With Bannon gone, Trump no longer has much connection to either the GOP establishment—he only recently became a Republican, and has little adherence to its traditional platform—or to the upstart faction that drove his win. Since his implicit endorsement of some white nationalism on Tuesday, he has taken criticism from Republicans unequalled since the October release of a video in which he bragged about sexually assaulting women. The Bannon firing is unlikely to sit well with Breitbart, and Joel Pollak, an editor there, tweeted “#WAR” in response. Bannon himself, with a sharp tongue and media savvy, could also make for an unpleasant enemy on the outside.
The question is what will remain of Trumpism, never a well-defined concept. His remaining rump of advisers includes Miller, who straddles both camps; Kelly, a career military man whose political views are little known; National-Security Adviser H.R. McMaster, another nonpolitical figure who seems more interventionist than Bannon was; people like Gary Cohn, a lifelong Democrat who advises Trump on economic policy; and family members like Jared Kushner and Ivanka Trump, who have no experience in politics. In fact, few members of Trump’s inside team now have anything in the way of experience or ideology.
The one view that seems likely to persist, even without Bannon around, is Trump’s embrace of the politics of white resentment and racially divisive rhetoric. In a sense, Trump is right that Bannon was a newcomer: Trump has flirted with racism for decades.

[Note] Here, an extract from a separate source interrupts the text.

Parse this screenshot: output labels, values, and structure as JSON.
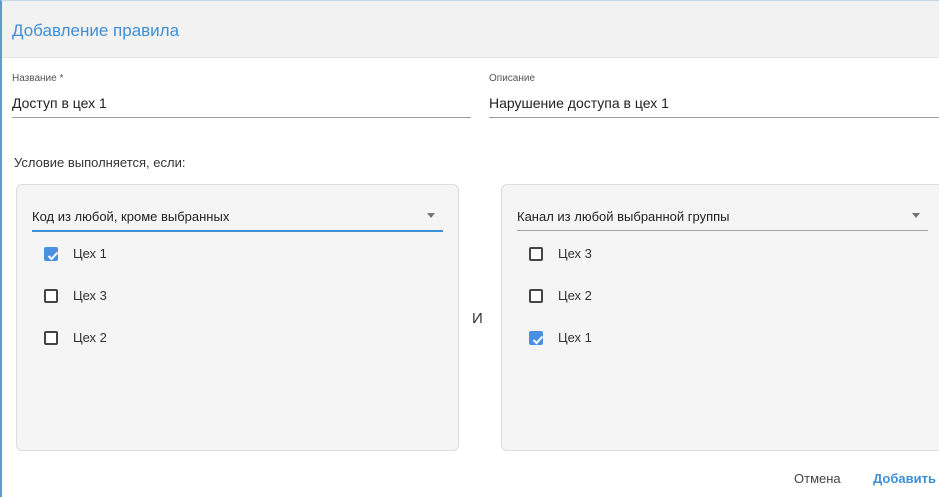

He first made headlines when the Justice Department prosecuted him for trying to keep black tenants out of Trump Organization apartments. He later called for the execution of the Central Park Five, who were eventually exonerated.
Trump’s peculiar statement on Tuesday, endorsing some forms of white identity politics and white pride, while trying to separate them from neo-Nazis and white nationalism, was among his clearest and most cogent statements so far. And while Bannon said he was “proud” of the comments, they came with Bannon already on the outs. Those comments from the president created a major split with the business establishment, which he had leaned on to deliver manufacturing jobs—along with white identity politics, the core of his pitch for the presidency. With Bannon gone, the GOP establishment out, and the business community treating Trump as toxic, white identity politics might be the only remaining strongly held view that Trump has.
Of course, it’s unclear whether that matters. Kelly has proven that he can help push out staffers he dislikes, but he has also had little luck in reining in the president, who has horrified advisers with comments on North Korea and Charlottesville in the last week alone. He is now left with a team of advisers with few ideological commitments and less political experience. Pushing Priebus out seems to have done little to arrest Trump’s slide into chaos. Will Bannon’s ouster really change things any more? Commentary about Trump has tended to obsess over who his staffers are, but the important fact remains who the president is. That hasn’t changed.